A Development and Analysis Pipeline for MicroRNA Biomarker Signatures in Molecular Diagnostics Based on Circulating EVs

A Development and Analysis Pipeline for MicroRNA Biomarker Signatures in Molecular Diagnostics Based on Circulating EVs

Abstract
Extracellular vesicles (EVs) circulate in body liquids and are involved in the intercellular communication. They have significant regulative functions in almost any physiological or pathological process. Especially exosome-like small EVs have gained huge scientific and clinical interests because of their specific microRNA biomarker signature and hence potential in clinical and molecular diagnostics.
The past decade has brought about the development and commercialization of a multitude of extraction methods to isolate and purify EVs, primarily from blood liquid biopsies.
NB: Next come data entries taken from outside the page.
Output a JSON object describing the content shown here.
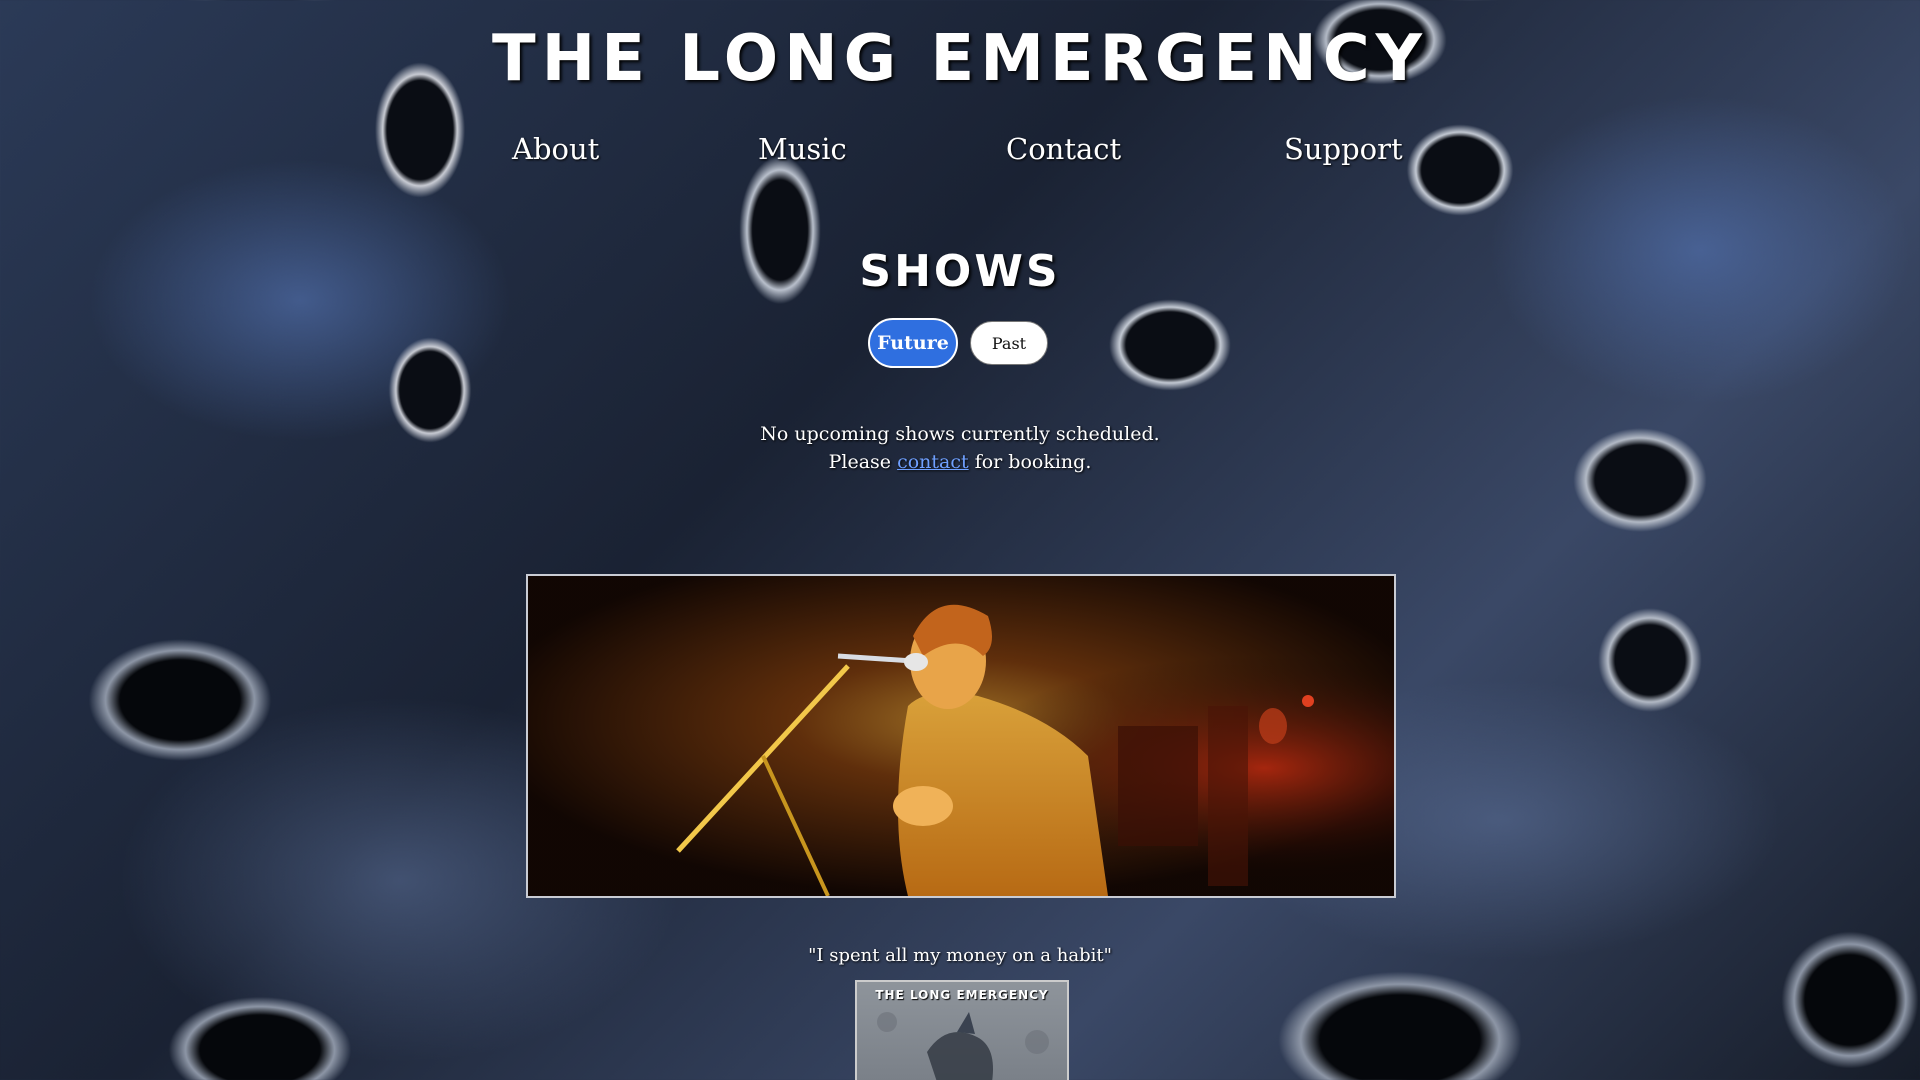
{
  "site": {
    "title": "THE LONG EMERGENCY"
  },
  "nav": {
    "items": [
      {
        "label": "About"
      },
      {
        "label": "Music"
      },
      {
        "label": "Contact"
      },
      {
        "label": "Support"
      }
    ]
  },
  "shows": {
    "title": "SHOWS",
    "toggle": {
      "future_label": "Future",
      "past_label": "Past",
      "selected": "Future"
    },
    "notice_line1": "No upcoming shows currently scheduled.",
    "notice_prefix": "Please ",
    "notice_link": "contact",
    "notice_suffix": " for booking."
  },
  "featured": {
    "quote": "\"I spent all my money on a habit\"",
    "album_title": "THE LONG EMERGENCY"
  },
  "colors": {
    "accent": "#2f6fe0",
    "link": "#6fa0ff",
    "text": "#ffffff"
  }
}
The EV purity, concentration and which subpopulations are captured strongly depend on the applied EV isolation method. This determines how suitable resulting EV samples are for potential downstream applications, small-RNA sequencing, quantitative RNA measurements, and microRNA biomarker discovery. Hence, an overall transcriptomic analysis pipeline was developed, optimized and validated on various clinical patient cohorts. Applied isolation and characterization methods were benchmarked regarding their suitability for microRNA biomarker discovery as well as biological characteristics of captured EVs, according to the latest MISEV 2018 guidelines.
To deeply analyze the small-RNA deep sequencing results various self-developed bioinformatical tools were applied: (1) comprehensive small-RNA analysis pipeline (via caRNAge), (2) analysis of microRNA isoforms (via isomiRROR), (3) identification of stable microRNA references (via miREV). (4) Differential expressed microRNAs candidates were identified by various multivariate statistics (HCA, PCA, PLS-DA) to find reliable biomarkers. (5) Final goal was the development of a stable and reliable microRNA biomarker signature for an early diagnosis and a valid classification of critical ill patients with different clinical pictures.
Various independent patient cohorts were investigated: healthy volunteers, mild- or severe pneumonia, acute pulmonary failure (ARDS), septic shock, and various stages of Covid-19 patients. Distinct microRNA signatures could be identified, which are applicable to indicate disease progression from healthy, over limited inflammation present in pneumonia, to severe inflammatory changes as seen in ARDS, septic shock or Covid-19.
The study results indicate that EV microRNA biomarkers have high potential for early diagnosis of pneumonia and to indicate disease progression towards severe inflammation events, like ARDS, septic shock or Covid-19. Furthermore, the methodological findings provides guidance for navigating the multitude of EV isolation methods available, and helps researchers and clinicians in the field of molecular diagnostics to make the right choice about the optimal isolation strategy and bioinformatical analysis of small-RNA sequencing datasets to get a valid EV biomarker signature.